OPC Foundation board member and co-founder of GlobalPost Charles M. Sennott announced the launch of a $10,000 GroundTruth Fellowship for a reporting project in the Middle East at the OPC Scholars luncheon on February 22. The fellowship will be awarded to a correspondent working on the ground in the Middle East with a minimum of three years of experience.

“GroundTruth” is a belief that you need to be there on the ground to get the story,” Sennott said in a statement. “In an age in which too many journalists operate out of cubicles, we are committed to providing support for correspondents who live and breathe the story, who speak the language and who know the people and understand the culture from where they are reporting.”

The fellowship is in their collective honor and particularly in the spirit of the late foreign correspondent Anthony Shadid, who had a long and distinguished reporting career in the Middle East for The Associated Press, The Boston Globe, The Washington Post and The New York Times.

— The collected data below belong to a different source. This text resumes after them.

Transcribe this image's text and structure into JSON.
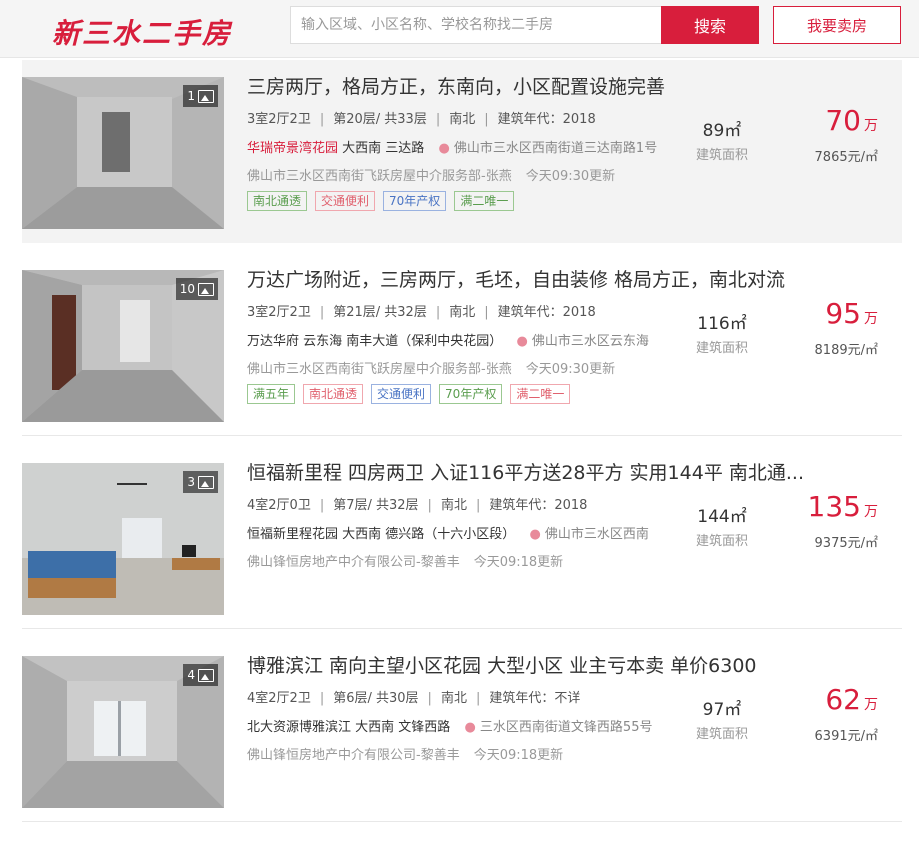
{
  "header": {
    "logo_text": "新三水二手房",
    "search_placeholder": "输入区域、小区名称、学校名称找二手房",
    "search_button": "搜索",
    "sell_button": "我要卖房"
  },
  "listings": [
    {
      "photo_count": "1",
      "title": "三房两厅，格局方正，东南向，小区配置设施完善",
      "layout": "3室2厅2卫",
      "floor": "第20层/ 共33层",
      "orientation": "南北",
      "year": "建筑年代：2018",
      "community": "华瑞帝景湾花园",
      "district": "大西南 三达路",
      "address": "佛山市三水区西南街道三达南路1号",
      "agent": "佛山市三水区西南街飞跃房屋中介服务部-张燕",
      "updated": "今天09:30更新",
      "tags": [
        {
          "text": "南北通透",
          "color": "green"
        },
        {
          "text": "交通便利",
          "color": "red"
        },
        {
          "text": "70年产权",
          "color": "blue"
        },
        {
          "text": "满二唯一",
          "color": "green"
        }
      ],
      "area": "89㎡",
      "area_label": "建筑面积",
      "price": "70",
      "price_unit": "万",
      "unit_price": "7865元/㎡"
    },
    {
      "photo_count": "10",
      "title": "万达广场附近，三房两厅，毛坯，自由装修 格局方正，南北对流",
      "layout": "3室2厅2卫",
      "floor": "第21层/ 共32层",
      "orientation": "南北",
      "year": "建筑年代：2018",
      "community": "万达华府",
      "district": "云东海 南丰大道（保利中央花园）",
      "address": "佛山市三水区云东海",
      "agent": "佛山市三水区西南街飞跃房屋中介服务部-张燕",
      "updated": "今天09:30更新",
      "tags": [
        {
          "text": "满五年",
          "color": "green"
        },
        {
          "text": "南北通透",
          "color": "red"
        },
        {
          "text": "交通便利",
          "color": "blue"
        },
        {
          "text": "70年产权",
          "color": "green"
        },
        {
          "text": "满二唯一",
          "color": "red"
        }
      ],
      "area": "116㎡",
      "area_label": "建筑面积",
      "price": "95",
      "price_unit": "万",
      "unit_price": "8189元/㎡"
    },
    {
      "photo_count": "3",
      "title": "恒福新里程 四房两卫 入证116平方送28平方 实用144平 南北通...",
      "layout": "4室2厅0卫",
      "floor": "第7层/ 共32层",
      "orientation": "南北",
      "year": "建筑年代：2018",
      "community": "恒福新里程花园",
      "district": "大西南 德兴路（十六小区段）",
      "address": "佛山市三水区西南",
      "agent": "佛山锋恒房地产中介有限公司-黎善丰",
      "updated": "今天09:18更新",
      "tags": [],
      "area": "144㎡",
      "area_label": "建筑面积",
      "price": "135",
      "price_unit": "万",
      "unit_price": "9375元/㎡"
    },
    {
      "photo_count": "4",
      "title": "博雅滨江 南向主望小区花园 大型小区 业主亏本卖 单价6300",
      "layout": "4室2厅2卫",
      "floor": "第6层/ 共30层",
      "orientation": "南北",
      "year": "建筑年代：不详",
      "community": "北大资源博雅滨江",
      "district": "大西南 文锋西路",
      "address": "三水区西南街道文锋西路55号",
      "agent": "佛山锋恒房地产中介有限公司-黎善丰",
      "updated": "今天09:18更新",
      "tags": [],
      "area": "97㎡",
      "area_label": "建筑面积",
      "price": "62",
      "price_unit": "万",
      "unit_price": "6391元/㎡"
    }
  ]
}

OPC member Shadid who won the OPC Hal Boyle Award and was a two-time Pulitzer Prize winner, died last year while on assignment in Syria.

Applicants are asked to submit a CV, five news writing samples, a cover letter to Charles Sennott explaining why they are qualified and a project memo of no more than 500 words outlining an idea for one long-form narrative piece or several shorter pieces that would form a series. Applications should be e-mailed to ejudem@globalpost.com. Deadline: March 28. The winner will be announced mid-April and the work will take place on a mutually agreed upon schedule for publishing on GlobalPost.com in September 2013.

The three-year grant was provided by The Correspondents Fund and the fellowship will be directed by Sennott. The OPC Foundation will administer the grant.